留下此信,想必便是选择与灾凤回去了罢……
她将信轻轻合上,放回原处。
一时间,却不知道还能说些什么。
这时,厅中忽有人哽咽开口:
“……狐仙姐姐他,分明是个男子。他本不喜欢这副女人打扮的……”
“只是楼中有几位姐妹,接完了事常怕见男人模样,最开始见着他也躲。他便自己穿了女衣,描眉束发,让我们叫他‘姐姐’。”
说这话的是芸茴,从低声到越说越清晰,
“有客人骂他是疯子,说他恶心……他都没反驳。”
“他说,‘我看起来怪一点没关系,只要你们觉着安心就好。’”
说到这里,她再也忍不住,眼泪滚落下来,
“他什么都为我们想,自己的难处却从来不说……”
姜小满默默听着。
她知道,这么多年,赤狐的心血都留在了千香楼。
不论是替姑娘们做药、周旋人情,还是顶着流言蜚语,只要能让她们好过一些,他都去做了。
又想起他早前说的——
【“我相信,只要岁月够久,一切不公终将被风沙掩埋。”】
一个在污泥中行走的人,却比任何人都相信光明。
……
而如今,灾凤威胁至此。
赤狐若不回去,真正危险的,恐怕便是这千香楼了。
既如此,她唯有尊重他的选择。
红衣少女叹了口气,轻轻拍了拍芸茴的肩,帮她振作起来,
“他不回来了,但你们更要好好活着。”
她目光一转,望向厅中泪眼婆娑的女子,轻轻一笑:
“放心,你们的‘狐仙姐姐’曾是个优秀又坚韧的战士。此去虽远,他自会无恙,你们也不用担心他。”
“终有一日,你们一定会再见到他的。”
没错,就是这般真实又厚重的关切与牵挂,便是人和人之间缔结的羁绊、无价的羁绊。
哪怕就是为了这样的世间,这样的羁绊,她也一定要阻止血月计划。
此时天光初升,千香楼的豁口洒下一片晨曦。
光穿过门窗,静静映落在案上的书信、与一张张泣颜未干的面庞上,
温暖却不耀眼。
东方露出鱼肚白。
清晨薄光照出的,却是一个男子跪着的身影。
双膝着地,额前的碎发微垂,遮了半边眉眼。昔日脂粉皆去,神色干净清朗。
他身上的衣裳也换成交领宽袖的男装,将肩背线条勾勒得挺拔有力,尽是他许久未曾穿过的打扮。

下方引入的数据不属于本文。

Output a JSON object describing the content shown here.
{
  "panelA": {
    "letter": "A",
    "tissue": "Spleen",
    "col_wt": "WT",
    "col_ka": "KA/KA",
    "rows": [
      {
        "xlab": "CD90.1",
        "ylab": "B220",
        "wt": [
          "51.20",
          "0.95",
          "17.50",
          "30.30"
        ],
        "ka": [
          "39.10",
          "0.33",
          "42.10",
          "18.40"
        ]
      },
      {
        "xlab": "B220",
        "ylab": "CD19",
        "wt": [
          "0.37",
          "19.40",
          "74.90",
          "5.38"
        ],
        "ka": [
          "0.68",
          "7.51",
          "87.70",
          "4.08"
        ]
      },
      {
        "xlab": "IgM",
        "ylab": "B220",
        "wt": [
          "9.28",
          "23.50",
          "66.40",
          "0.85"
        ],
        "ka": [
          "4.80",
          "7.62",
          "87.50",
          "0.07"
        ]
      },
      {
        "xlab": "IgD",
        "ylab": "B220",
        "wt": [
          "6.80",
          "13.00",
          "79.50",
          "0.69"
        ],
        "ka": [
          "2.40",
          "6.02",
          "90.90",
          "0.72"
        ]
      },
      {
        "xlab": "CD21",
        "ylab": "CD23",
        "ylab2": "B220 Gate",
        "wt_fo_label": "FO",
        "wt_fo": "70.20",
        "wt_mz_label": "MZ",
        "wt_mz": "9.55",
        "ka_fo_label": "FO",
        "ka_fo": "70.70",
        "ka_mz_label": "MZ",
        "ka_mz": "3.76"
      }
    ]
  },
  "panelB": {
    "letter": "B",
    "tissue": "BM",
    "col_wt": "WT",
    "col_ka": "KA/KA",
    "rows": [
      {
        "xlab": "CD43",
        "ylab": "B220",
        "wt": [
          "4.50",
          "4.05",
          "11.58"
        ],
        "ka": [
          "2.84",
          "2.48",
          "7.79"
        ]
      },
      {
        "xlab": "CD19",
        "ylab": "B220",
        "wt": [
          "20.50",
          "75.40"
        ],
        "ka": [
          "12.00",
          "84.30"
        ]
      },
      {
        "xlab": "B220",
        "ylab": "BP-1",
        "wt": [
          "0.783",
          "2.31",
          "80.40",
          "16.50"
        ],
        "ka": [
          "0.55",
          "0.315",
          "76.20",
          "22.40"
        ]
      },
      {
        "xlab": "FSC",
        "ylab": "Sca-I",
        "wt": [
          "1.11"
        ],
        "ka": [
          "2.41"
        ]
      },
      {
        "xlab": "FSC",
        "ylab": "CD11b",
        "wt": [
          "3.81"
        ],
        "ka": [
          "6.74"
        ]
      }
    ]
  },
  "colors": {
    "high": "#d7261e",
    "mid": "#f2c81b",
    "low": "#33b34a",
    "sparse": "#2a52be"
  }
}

在他面前,红发女人悠悠倚在长凳上,拎着一串荔枝慢条斯理地吃着。
吃完最后一颗,她将指尖的汁液吮尽。
“所以呢?”她淡淡开口,“没有别的要说的了?”
“……没有。”
男人垂着头,声音很低。
女人盯着他良久,忽而眼珠一转,身子微倾,往前探去。
纤指一勾,挑起他下颌,
“赤狐,用你那点假火包着心魄,便以为本宫读不出你心里那点鬼主意了?”
“你在想——‘我就算回去,也不会再帮你们做战争的活计’……是这样吗?”
赤狐浑身一震。
“我……我没有……”
灾凤盯着他,手指摩挲着他的脸颊,慢慢从颧骨扫到耳后,再到他鬓角垂下的一缕头发,
“本宫,最讨厌说谎的人。”
她说着便捻起那缕头发,拂一下,赤狐颤一下。
忽而,灾凤手势一顿,眼睛一斜,似是察觉到了什么。
她抽回了手,笑:“终于来了。”
破晓(2)
清晨的光透过云隙斜洒下来, 把青衣女子的身影拖得细长又模糊。
羽霜默默地走着,疲惫又茫然。
那股疲惫不只是肉身上的,更像是被什么拉扯着……不安、不宁。
就在不久前, 她接到一道久违的传音。
不是来自于君上。
而是火鸾的讯息。
雏鸟时的四鸾常常彼此振羽传音,传的不过是些朴素的念头,诸如“饿了”、“冷了”、“你飞快些”……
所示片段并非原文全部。